Après l’intervention de la présidente du groupe, Mme Marie-Louise Baricako, la salle applaudie, à tout rompre. En effet, la présidente évoque le cœur du problème burundais et émet déjà une recommandation fondamentale : la nécessité d’un leadership national conforme à l’éthique. Un langage nouveau, rafraichissant pour tout patriote mais qui n’a plus de place dans le récit politique actuel et qui par conséquent, intrigue, dérange, effraie.
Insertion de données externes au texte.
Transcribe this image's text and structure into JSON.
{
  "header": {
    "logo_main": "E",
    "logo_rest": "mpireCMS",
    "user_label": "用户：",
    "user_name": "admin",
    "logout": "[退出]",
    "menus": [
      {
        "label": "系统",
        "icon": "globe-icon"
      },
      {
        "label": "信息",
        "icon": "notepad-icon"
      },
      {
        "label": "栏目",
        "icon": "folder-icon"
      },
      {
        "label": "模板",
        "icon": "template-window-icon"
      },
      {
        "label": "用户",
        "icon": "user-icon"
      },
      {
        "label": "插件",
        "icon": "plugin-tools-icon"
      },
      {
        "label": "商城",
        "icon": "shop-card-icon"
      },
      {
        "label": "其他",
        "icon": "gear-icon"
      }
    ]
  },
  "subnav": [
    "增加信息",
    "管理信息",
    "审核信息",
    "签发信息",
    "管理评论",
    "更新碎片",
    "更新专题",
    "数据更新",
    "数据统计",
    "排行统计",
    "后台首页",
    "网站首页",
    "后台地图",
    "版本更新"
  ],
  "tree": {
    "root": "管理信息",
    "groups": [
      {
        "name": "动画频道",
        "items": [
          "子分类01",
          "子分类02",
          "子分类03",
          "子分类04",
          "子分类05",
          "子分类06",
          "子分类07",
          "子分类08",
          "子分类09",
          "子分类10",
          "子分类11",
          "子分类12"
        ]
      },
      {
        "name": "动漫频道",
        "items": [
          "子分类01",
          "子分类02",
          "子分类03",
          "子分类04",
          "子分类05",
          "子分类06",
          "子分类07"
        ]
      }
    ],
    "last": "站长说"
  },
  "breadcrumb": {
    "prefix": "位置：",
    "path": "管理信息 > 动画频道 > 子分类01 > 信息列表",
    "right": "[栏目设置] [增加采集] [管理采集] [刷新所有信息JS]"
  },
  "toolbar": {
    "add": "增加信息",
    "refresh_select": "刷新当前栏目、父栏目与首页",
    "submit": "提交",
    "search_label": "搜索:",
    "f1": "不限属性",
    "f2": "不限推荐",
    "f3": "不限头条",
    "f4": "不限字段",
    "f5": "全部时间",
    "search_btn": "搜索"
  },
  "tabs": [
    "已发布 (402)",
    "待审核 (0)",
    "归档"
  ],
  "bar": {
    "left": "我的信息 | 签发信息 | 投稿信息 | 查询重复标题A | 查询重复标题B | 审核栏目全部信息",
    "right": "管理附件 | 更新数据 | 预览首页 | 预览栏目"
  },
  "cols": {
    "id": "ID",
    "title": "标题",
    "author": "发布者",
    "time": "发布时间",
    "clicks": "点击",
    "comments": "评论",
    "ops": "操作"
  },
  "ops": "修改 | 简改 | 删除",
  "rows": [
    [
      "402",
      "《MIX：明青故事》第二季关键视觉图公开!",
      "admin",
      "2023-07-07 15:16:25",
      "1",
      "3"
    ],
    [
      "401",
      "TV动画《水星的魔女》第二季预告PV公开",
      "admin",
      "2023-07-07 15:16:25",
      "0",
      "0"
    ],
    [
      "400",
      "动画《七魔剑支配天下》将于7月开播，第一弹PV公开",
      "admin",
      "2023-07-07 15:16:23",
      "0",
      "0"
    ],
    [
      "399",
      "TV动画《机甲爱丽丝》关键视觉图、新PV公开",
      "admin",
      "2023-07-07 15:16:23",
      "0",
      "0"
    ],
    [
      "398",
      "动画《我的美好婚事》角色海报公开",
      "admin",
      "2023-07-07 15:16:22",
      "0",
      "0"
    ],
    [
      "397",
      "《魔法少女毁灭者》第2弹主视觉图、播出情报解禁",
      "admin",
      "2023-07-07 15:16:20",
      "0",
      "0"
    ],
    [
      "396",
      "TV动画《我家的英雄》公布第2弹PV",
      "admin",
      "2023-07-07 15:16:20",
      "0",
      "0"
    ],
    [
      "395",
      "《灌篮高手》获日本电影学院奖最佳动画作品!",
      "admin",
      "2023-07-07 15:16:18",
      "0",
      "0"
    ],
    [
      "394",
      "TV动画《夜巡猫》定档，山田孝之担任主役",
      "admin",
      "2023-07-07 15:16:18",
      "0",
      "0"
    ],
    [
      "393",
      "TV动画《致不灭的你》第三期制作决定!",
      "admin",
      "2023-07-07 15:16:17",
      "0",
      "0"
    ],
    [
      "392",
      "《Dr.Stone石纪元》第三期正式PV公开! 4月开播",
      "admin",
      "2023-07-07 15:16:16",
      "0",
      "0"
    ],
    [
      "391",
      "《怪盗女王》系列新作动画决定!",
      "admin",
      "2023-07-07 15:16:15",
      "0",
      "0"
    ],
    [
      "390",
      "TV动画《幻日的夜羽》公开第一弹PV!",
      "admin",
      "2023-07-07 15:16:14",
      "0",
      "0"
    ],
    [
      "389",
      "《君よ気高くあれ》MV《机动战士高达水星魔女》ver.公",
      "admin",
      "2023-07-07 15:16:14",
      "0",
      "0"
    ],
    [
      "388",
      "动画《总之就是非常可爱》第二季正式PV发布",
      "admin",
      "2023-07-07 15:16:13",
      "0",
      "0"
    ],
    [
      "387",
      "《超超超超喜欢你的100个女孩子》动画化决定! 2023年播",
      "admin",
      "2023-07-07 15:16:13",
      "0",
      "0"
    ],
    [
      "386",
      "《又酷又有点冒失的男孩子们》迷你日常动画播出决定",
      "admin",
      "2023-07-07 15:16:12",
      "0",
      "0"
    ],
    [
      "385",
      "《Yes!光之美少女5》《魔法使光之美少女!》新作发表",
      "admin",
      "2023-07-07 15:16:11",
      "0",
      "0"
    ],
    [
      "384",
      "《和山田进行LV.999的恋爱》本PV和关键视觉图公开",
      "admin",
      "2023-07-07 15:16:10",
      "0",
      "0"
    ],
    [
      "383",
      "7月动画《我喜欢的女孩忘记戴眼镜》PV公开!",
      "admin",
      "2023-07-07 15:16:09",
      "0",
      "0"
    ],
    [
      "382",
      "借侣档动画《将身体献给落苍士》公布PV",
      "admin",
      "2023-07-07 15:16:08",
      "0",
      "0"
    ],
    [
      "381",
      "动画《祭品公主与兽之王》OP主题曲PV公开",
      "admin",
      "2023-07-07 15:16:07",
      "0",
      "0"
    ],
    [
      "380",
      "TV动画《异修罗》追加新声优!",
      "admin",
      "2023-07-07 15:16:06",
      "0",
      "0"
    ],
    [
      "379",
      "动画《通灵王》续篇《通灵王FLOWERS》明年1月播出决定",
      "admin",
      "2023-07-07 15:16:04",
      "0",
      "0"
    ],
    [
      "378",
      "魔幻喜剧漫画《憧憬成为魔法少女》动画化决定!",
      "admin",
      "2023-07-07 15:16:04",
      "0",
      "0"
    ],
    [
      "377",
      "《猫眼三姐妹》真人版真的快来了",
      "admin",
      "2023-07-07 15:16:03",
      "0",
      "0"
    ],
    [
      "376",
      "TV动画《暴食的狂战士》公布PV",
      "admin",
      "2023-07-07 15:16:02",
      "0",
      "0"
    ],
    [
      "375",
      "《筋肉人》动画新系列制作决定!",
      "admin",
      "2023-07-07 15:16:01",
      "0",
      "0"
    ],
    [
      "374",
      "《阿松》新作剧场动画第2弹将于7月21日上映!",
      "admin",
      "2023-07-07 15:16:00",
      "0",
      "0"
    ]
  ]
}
Dans son discours, non seulement Mme Baricako a fait appel à l’urgence d’un arrêt des violences au Burundi mais elle a également lancé un appel vibrant pour l’inclusion des jeunes dans la recherche d’une sortie de la crise actuelle. Le ton est courageux, ferme, respectueux, mais sans hésitation ni circonlocution. Mais qui sont ces femmes ? Que représentent-elles ?

Ces dernières sont des femmes leaders, appartenant à différentes organisations et qui se sont regroupées au sein d’un mouvement né dans le contexte de la lutte pour la sauvegarde de la constitution burundaise et l’Accord d’Arusha pour la paix et la réconciliation. Ce sont des femmes à mille visages, hutues, tutsies, des femmes de tous horizons et de toutes compétences, de différentes appartenances politiques et religieuses qui vont se retrouver le 10 et le 13 mai 2015 devant la place de l’Independence, un symbole de la dignité burundaise. Ces femmes décident de marcher, parce qu’elles ont décidé de s’insurger contre la violation de la constitution burundaise et des Accords d’Arusha par le Président Nkurunziza et son parti d’origine, le CNDDFDD.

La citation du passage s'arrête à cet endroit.